BCG CEO on A

Boston Consulting Group’s revenue rose 7% to $14.4 billion in its latest fiscal year, with headcount expanding, as CEO Christoph Schweizer pushed back against predictions that artificial intelligence is making management consultants obsolete.

“Look at the business,” Schweizer said in an interview to The Wall Street Journal. The 53-year-old German executive, who was re-elected in 2025 to his second four-year term, said companies have a near “infinite need” for help rolling out AI, and BCG is rushing to meet it.

1.7 million applicants, fewer than 1% hired — and BCG says junior talent is more valuable than ever

Schweizer said BCG finished 2025 with more employees than it started and has not cut junior hiring despite AI. Last year, 1.7 million people applied to BCG, with fewer than 1% ultimately joining.

“We are blown away about the junior talent we can hire,” he said. “They are so AI native, they use these tools as if the world had never existed without them.” 

In June, the firm’s 33,500 employees begin a four-phase AI certification programme developed in-house. Schweizer said the programme is designed to keep staff current on a technology that is now central to client work.

3 in 4 of BCG’s largest AI engagements now carry variable fees tied to client outcomes

AI has also changed how BCG gets paid. On its largest AI engagements, the firm has moved away from traditional fixed fees toward arrangements where payment depends on whether clients achieve specific goals — lower costs or higher revenue growth.

“For the majority (three quarters) of our largest AI cases, we now have a variable-fee arrangement,” Schweizer said.
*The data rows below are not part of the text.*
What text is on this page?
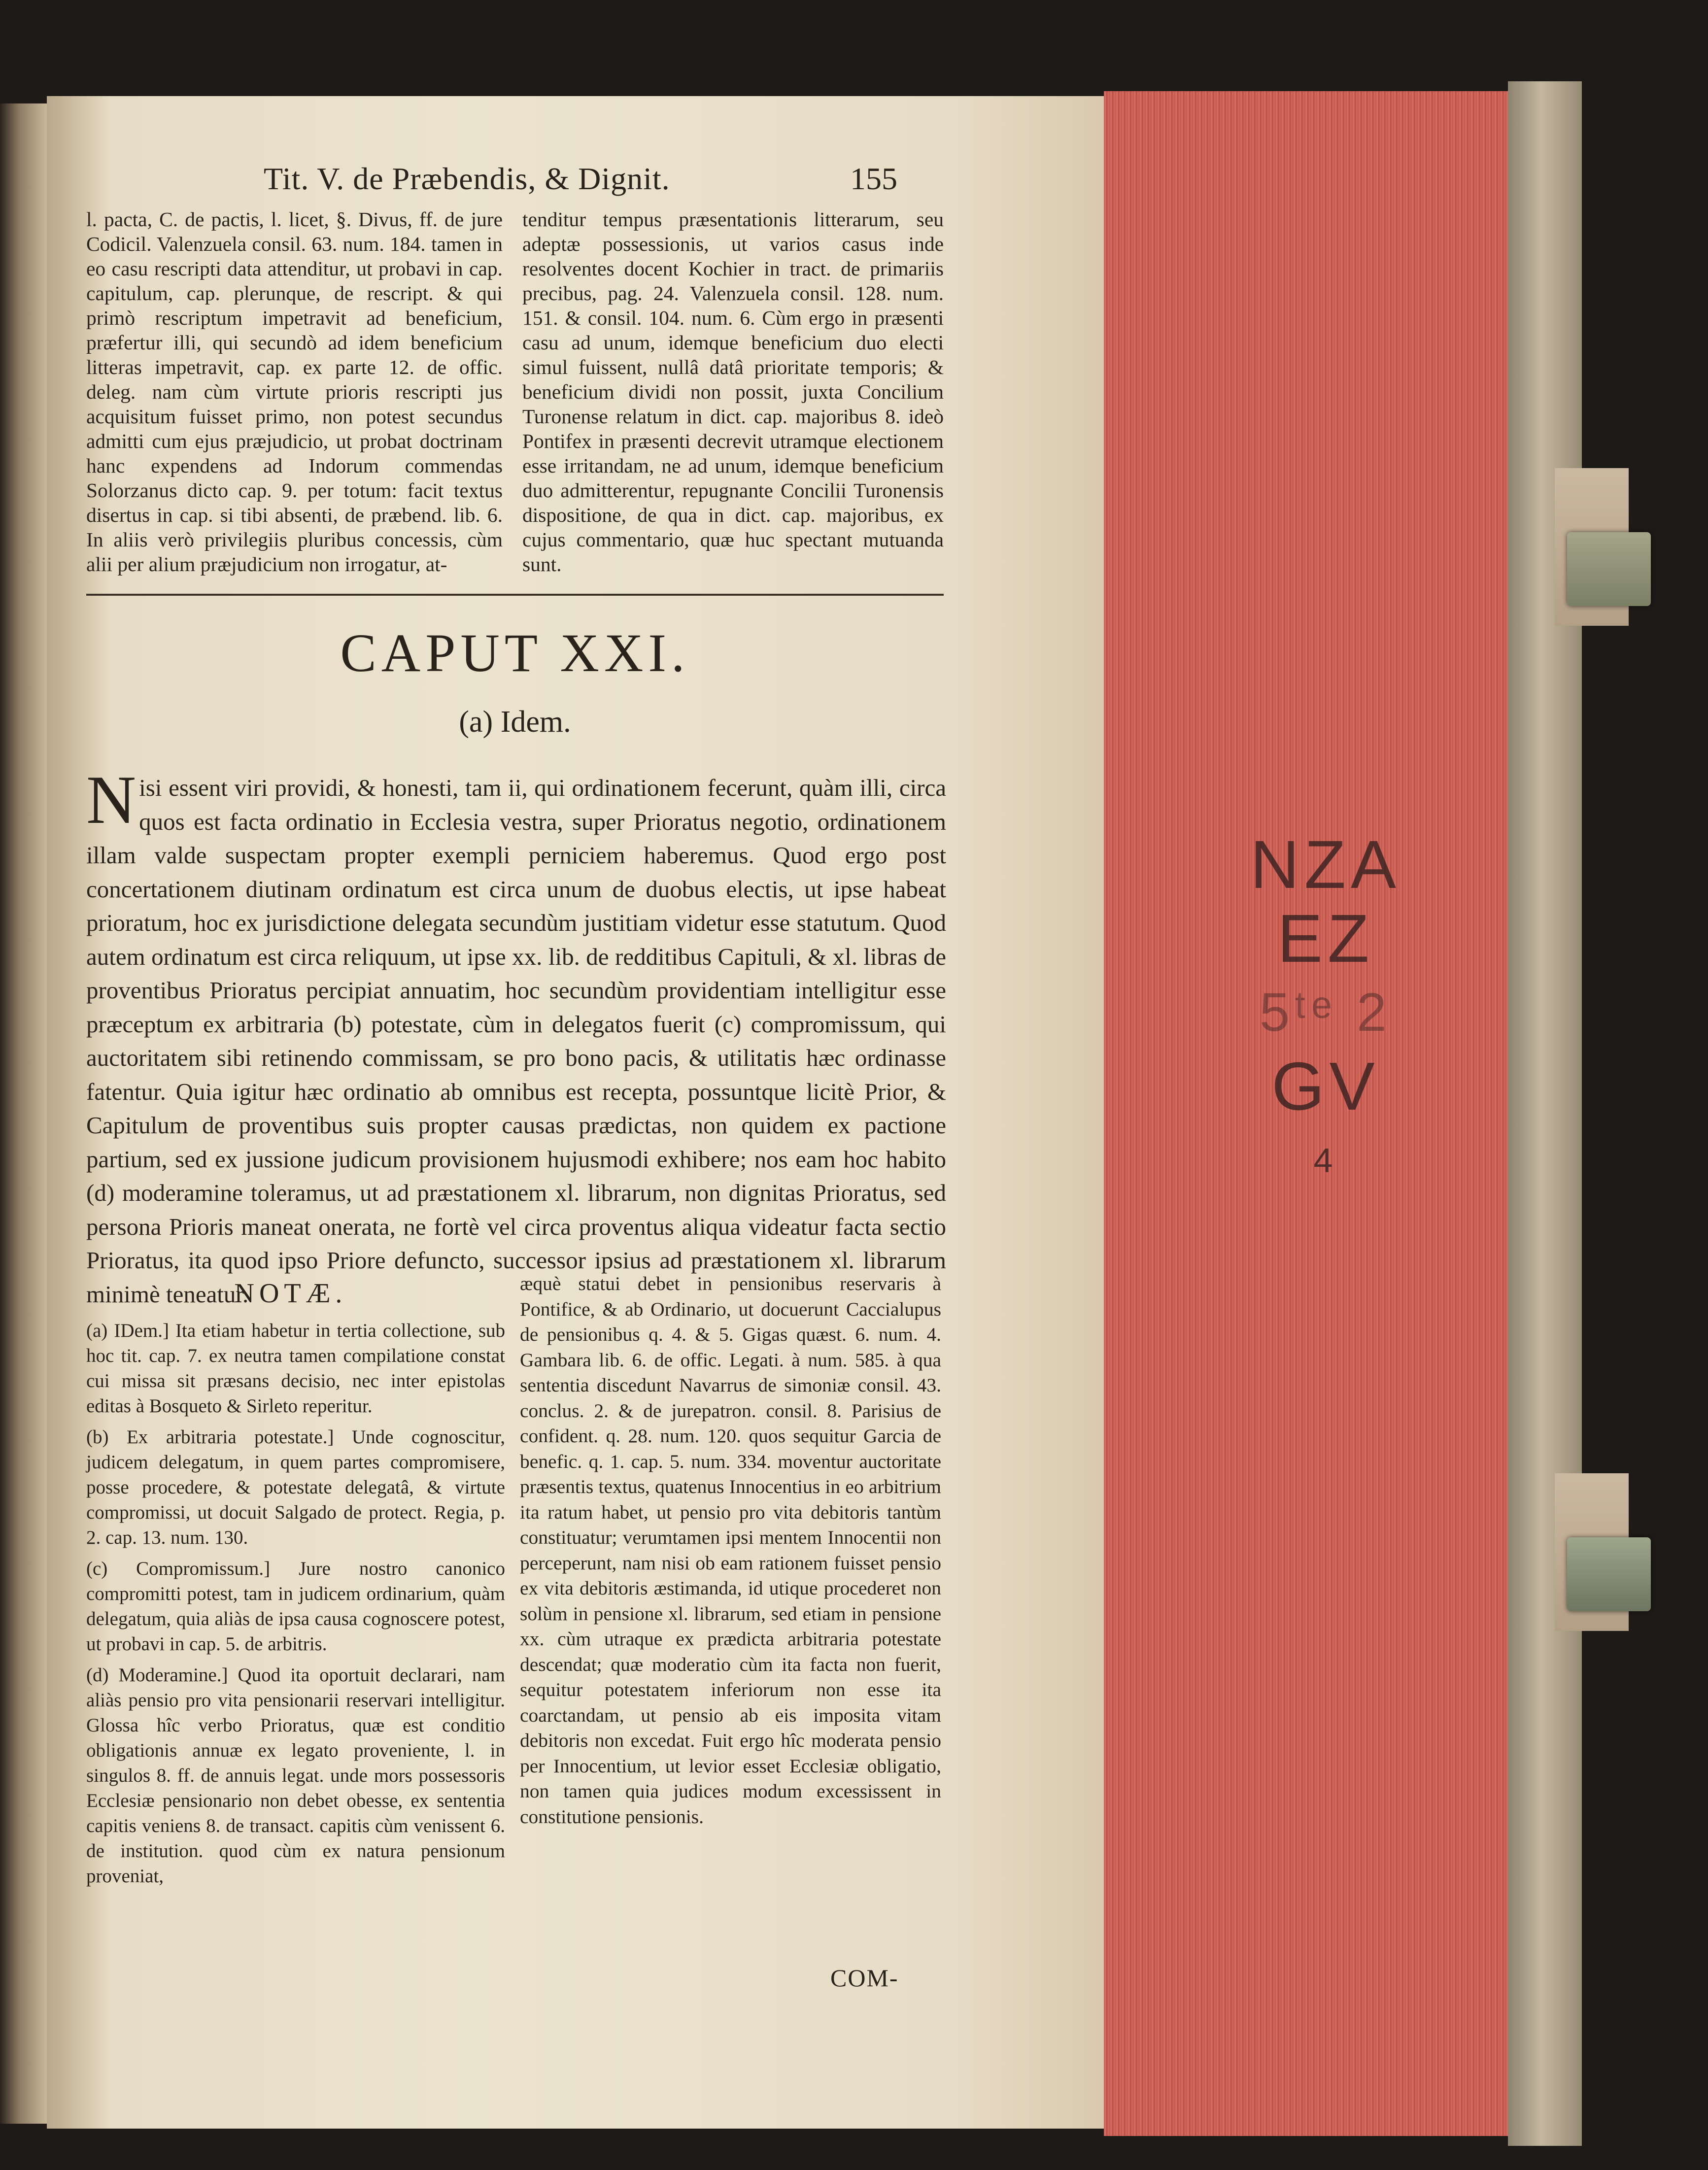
Tit. V. de Præbendis, & Dignit.	155

l. pacta, C. de pactis, l. licet, §. Divus, ff. de jure Codicil. Valenzuela consil. 63. num. 184. tamen in eo casu rescripti data attenditur, ut probavi in cap. capitulum, cap. plerunque, de rescript. & qui primò rescriptum impetravit ad beneficium, præfertur illi, qui secundò ad idem beneficium litteras impetravit, cap. ex parte 12. de offic. deleg. nam cùm virtute prioris rescripti jus acquisitum fuisset primo, non potest secundus admitti cum ejus præjudicio, ut probat doctrinam hanc expendens ad Indorum commendas Solorzanus dicto cap. 9. per totum: facit textus disertus in cap. si tibi absenti, de præbend. lib. 6. In aliis verò privilegiis pluribus concessis, cùm alii per alium præjudicium non irrogatur, at-

tenditur tempus præsentationis litterarum, seu adeptæ possessionis, ut varios casus inde resolventes docent Kochier in tract. de primariis precibus, pag. 24. Valenzuela consil. 128. num. 151. & consil. 104. num. 6. Cùm ergo in præsenti casu ad unum, idemque beneficium duo electi simul fuissent, nullâ datâ prioritate temporis; & beneficium dividi non possit, juxta Concilium Turonense relatum in dict. cap. majoribus 8. ideò Pontifex in præsenti decrevit utramque electionem esse irritandam, ne ad unum, idemque beneficium duo admitterentur, repugnante Concilii Turonensis dispositione, de qua in dict. cap. majoribus, ex cujus commentario, quæ huc spectant mutuanda sunt.

CAPUT XXI.
(a) Idem.

Nisi essent viri providi, & honesti, tam ii, qui ordinationem fecerunt, quàm illi, circa quos est facta ordinatio in Ecclesia vestra, super Prioratus negotio, ordinationem illam valde suspectam propter exempli perniciem haberemus. Quod ergo post concertationem diutinam ordinatum est circa unum de duobus electis, ut ipse habeat prioratum, hoc ex jurisdictione delegata secundùm justitiam videtur esse statutum. Quod autem ordinatum est circa reliquum, ut ipse xx. lib. de redditibus Capituli, & xl. libras de proventibus Prioratus percipiat annuatim, hoc secundùm providentiam intelligitur esse præceptum ex arbitraria (b) potestate, cùm in delegatos fuerit (c) compromissum, qui auctoritatem sibi retinendo commissam, se pro bono pacis, & utilitatis hæc ordinasse fatentur. Quia igitur hæc ordinatio ab omnibus est recepta, possuntque licitè Prior, & Capitulum de proventibus suis propter causas prædictas, non quidem ex pactione partium, sed ex jussione judicum provisionem hujusmodi exhibere; nos eam hoc habito (d) moderamine toleramus, ut ad præstationem xl. librarum, non dignitas Prioratus, sed persona Prioris maneat onerata, ne fortè vel circa proventus aliqua videatur facta sectio Prioratus, ita quod ipso Priore defuncto, successor ipsius ad præstationem xl. librarum minimè teneatur.

NOTÆ.

(a) IDem.] Ita etiam habetur in tertia collectione, sub hoc tit. cap. 7. ex neutra tamen compilatione constat cui missa sit præsans decisio, nec inter epistolas editas à Bosqueto & Sirleto reperitur.

(b) Ex arbitraria potestate.] Unde cognoscitur, judicem delegatum, in quem partes compromisere, posse procedere, & potestate delegatâ, & virtute compromissi, ut docuit Salgado de protect. Regia, p. 2. cap. 13. num. 130.

(c) Compromissum.] Jure nostro canonico compromitti potest, tam in judicem ordinarium, quàm delegatum, quia aliàs de ipsa causa cognoscere potest, ut probavi in cap. 5. de arbitris.

(d) Moderamine.] Quod ita oportuit declarari, nam aliàs pensio pro vita pensionarii reservari intelligitur. Glossa hîc verbo Prioratus, quæ est conditio obligationis annuæ ex legato proveniente, l. in singulos 8. ff. de annuis legat. unde mors possessoris Ecclesiæ pensionario non debet obesse, ex sententia capitis veniens 8. de transact. capitis cùm venissent 6. de institution. quod cùm ex natura pensionum proveniat,

æquè statui debet in pensionibus reservaris à Pontifice, & ab Ordinario, ut docuerunt Caccialupus de pensionibus q. 4. & 5. Gigas quæst. 6. num. 4. Gambara lib. 6. de offic. Legati. à num. 585. à qua sententia discedunt Navarrus de simoniæ consil. 43. conclus. 2. & de jurepatron. consil. 8. Parisius de confident. q. 28. num. 120. quos sequitur Garcia de benefic. q. 1. cap. 5. num. 334. moventur auctoritate præsentis textus, quatenus Innocentius in eo arbitrium ita ratum habet, ut pensio pro vita debitoris tantùm constituatur; verumtamen ipsi mentem Innocentii non perceperunt, nam nisi ob eam rationem fuisset pensio ex vita debitoris æstimanda, id utique procederet non solùm in pensione xl. librarum, sed etiam in pensione xx. cùm utraque ex prædicta arbitraria potestate descendat; quæ moderatio cùm ita facta non fuerit, sequitur potestatem inferiorum non esse ita coarctandam, ut pensio ab eis imposita vitam debitoris non excedat. Fuit ergo hîc moderata pensio per Innocentium, ut levior esset Ecclesiæ obligatio, non tamen quia judices modum excessissent in constitutione pensionis.

COM-
NZA
EZ
5ᵗᵉ 2
GV
4
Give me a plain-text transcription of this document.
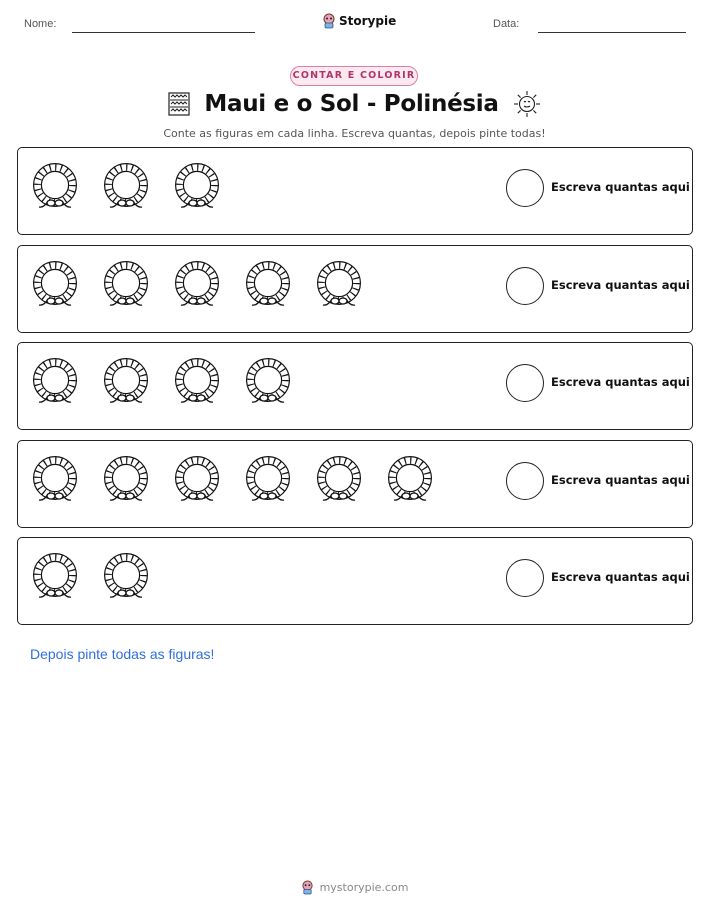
Nome:	Storypie	Data:
CONTAR E COLORIR
Maui e o Sol - Polinésia
Conte as figuras em cada linha. Escreva quantas, depois pinte todas!
Escreva quantas aqui
Escreva quantas aqui
Escreva quantas aqui
Escreva quantas aqui
Escreva quantas aqui
Depois pinte todas as figuras!
mystorypie.com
Across BCG’s broader portfolio, outcome-based pricing accounts for significantly less than a third of work.

Schweizer noted this model is not entirely new (his first case as a partner was a variable-fee arrangement) but said the scale and novelty of AI transformation has accelerated its adoption. BCG’s focus, he said, is ensuring clients “don’t just drive token consumption, but you actually see changes in the P&L and in how people work.”

Schweizer: Anthropic-Blackstone venture is not a competitive threat to BCG

Asked whether Anthropic’s joint venture with Blackstone to sell AI tools directly to companies poses a threat, Schweizer said it does not.

“There is enormous demand for deploying AI at scale, and there is not nearly enough capacity of people who can support that,” he said. “That’s not really what we do: We help companies reshape functions or the entire company. We help them redesign workflows and upskill their organisation. I don’t think that this is a competitive situation.”

BCG has partnerships with both OpenAI and Anthropic.